4        Artikel 1 van richtlijn 2004/114, met het opschrift „Doel”, luidt als volgt:

„Deze richtlijn is bedoeld ter bepaling van:

a)      de voorwaarden waarop onderdanen van derde landen voor een periode van meer dan drie maanden kunnen worden toegelaten tot het grondgebied van de lidstaten met het oog op studie, scholierenuitwisseling, onbezoldigde beroepsopleiding of vrijwilligerswerk;

b)      de regels betreffende de procedures voor het voor deze doeleinden tot het grondgebied van de lidstaten toelaten van onderdanen van derde landen.”

5        Artikel 3 van deze richtlijn, „Werkingssfeer”, bepaalt in lid 1, dat zij „geldt voor onderdanen van derde landen die verzoeken te worden toegelaten tot het grondgebied van een lidstaat om daar te studeren” en dat „de lidstaten ook [mogen] besluiten deze richtlijn te laten gelden voor onderdanen van derde landen die met het oog op scholierenuitwisseling, onbezoldigde opleiding of vrijwilligerswerk verzoeken te worden toegelaten”.

6        In artikel 4 van deze richtlijn, met het opschrift „Gunstiger bepalingen”, luidt lid 2:

„Deze richtlijn laat onverlet dat de lidstaten bepalingen kunnen invoeren of handhaven die gunstiger zijn voor de personen die onder de werkingssfeer van de richtlijn vallen.”

7        Hoofdstuk II van richtlijn 2004/114, „Voorwaarden voor toelating”, omvat de artikelen 5 tot en met 11.

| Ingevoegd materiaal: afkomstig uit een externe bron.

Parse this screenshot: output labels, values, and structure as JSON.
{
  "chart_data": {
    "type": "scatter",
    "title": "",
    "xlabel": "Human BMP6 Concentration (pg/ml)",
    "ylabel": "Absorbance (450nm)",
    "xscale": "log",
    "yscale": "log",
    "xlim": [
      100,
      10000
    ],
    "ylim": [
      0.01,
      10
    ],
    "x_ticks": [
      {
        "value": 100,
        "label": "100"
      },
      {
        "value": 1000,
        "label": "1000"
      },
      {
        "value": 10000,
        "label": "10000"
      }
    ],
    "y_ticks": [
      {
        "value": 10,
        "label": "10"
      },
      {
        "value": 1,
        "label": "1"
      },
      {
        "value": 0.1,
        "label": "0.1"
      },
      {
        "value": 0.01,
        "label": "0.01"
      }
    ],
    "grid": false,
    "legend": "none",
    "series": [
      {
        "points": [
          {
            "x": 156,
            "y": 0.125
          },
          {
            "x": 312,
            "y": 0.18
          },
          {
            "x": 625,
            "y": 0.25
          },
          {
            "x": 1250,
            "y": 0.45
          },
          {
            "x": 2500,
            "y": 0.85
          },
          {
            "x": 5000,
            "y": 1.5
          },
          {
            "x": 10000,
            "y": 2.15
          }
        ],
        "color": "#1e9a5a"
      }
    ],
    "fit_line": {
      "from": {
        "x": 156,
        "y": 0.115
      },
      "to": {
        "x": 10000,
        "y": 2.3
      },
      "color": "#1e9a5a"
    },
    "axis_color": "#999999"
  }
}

8        Artikel 5 van deze richtlijn, „Beginsel”, is als volgt geformuleerd:

„Toelating van een onderdaan van een derde land in de zin van deze richtlijn is alleen mogelijk als na controle van het dossier blijkt dat hij voldoet aan de voorwaarden die zijn gesteld in artikel 6, en, afhankelijk van de betrokken categorie, artikel 7, 8, 9, 10 of 11.”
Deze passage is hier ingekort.